Listeria Is a Real Risk for Some People
Beyond the long-term health effects, lunch meat carries a food safety concern that most other proteins don’t: Listeria. Unlike most bacteria, Listeria can grow at refrigerator temperatures, which makes deli meat a recurring source of outbreaks. For most healthy adults, a Listeria infection causes mild symptoms or none at all. But for pregnant women, adults over 65, and people with weakened immune systems, it can be serious or fatal.

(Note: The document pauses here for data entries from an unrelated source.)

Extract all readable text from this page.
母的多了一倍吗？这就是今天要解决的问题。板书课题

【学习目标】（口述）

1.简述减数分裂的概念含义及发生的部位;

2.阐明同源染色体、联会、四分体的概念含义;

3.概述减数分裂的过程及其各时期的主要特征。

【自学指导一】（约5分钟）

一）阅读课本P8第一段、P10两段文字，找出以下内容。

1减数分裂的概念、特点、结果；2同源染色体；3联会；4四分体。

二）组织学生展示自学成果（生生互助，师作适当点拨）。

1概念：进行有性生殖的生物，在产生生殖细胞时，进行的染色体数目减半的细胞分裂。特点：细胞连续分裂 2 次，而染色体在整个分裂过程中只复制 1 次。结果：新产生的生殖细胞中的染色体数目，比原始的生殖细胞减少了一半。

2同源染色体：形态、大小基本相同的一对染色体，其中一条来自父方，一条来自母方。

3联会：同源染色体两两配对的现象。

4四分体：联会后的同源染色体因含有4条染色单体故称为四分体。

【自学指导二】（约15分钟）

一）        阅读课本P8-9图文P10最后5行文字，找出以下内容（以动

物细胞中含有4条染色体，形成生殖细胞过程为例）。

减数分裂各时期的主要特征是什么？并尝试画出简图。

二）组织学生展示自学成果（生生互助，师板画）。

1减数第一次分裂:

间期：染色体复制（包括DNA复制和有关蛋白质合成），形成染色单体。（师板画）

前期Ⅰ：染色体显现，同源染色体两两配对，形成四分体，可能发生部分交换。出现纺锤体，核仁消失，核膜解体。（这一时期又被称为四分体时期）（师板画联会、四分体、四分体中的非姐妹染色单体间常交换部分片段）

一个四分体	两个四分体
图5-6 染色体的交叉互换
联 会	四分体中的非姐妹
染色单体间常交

In pregnant women, Listeria can cause miscarriage, premature birth, or life-threatening infection in newborns. In older adults and immunocompromised people, it often leads to hospitalization. The CDC recommends that people in these groups either avoid deli meat entirely or heat it to 165°F (steaming hot) before eating it.
How Much Is Too Much
There’s no established “safe” amount of processed meat. The AHA doesn’t set a weekly limit; it simply says to minimize it. The cancer risk data shows a dose-response relationship, meaning the more you eat, the higher your risk. Occasional lunch meat (a sandwich once or twice a week) poses a much smaller risk than daily consumption, but it’s not risk-free.
If you eat deli meat regularly, practical swaps include slicing your own roasted chicken or turkey breast, using canned fish, or filling sandwiches with hummus, eggs, or cheese instead. These alternatives skip the nitrites, cut the sodium significantly, and avoid the processed meat classification entirely. When you do eat lunch meat, keeping portions small and frequency low is the most straightforward way to reduce the associated risks.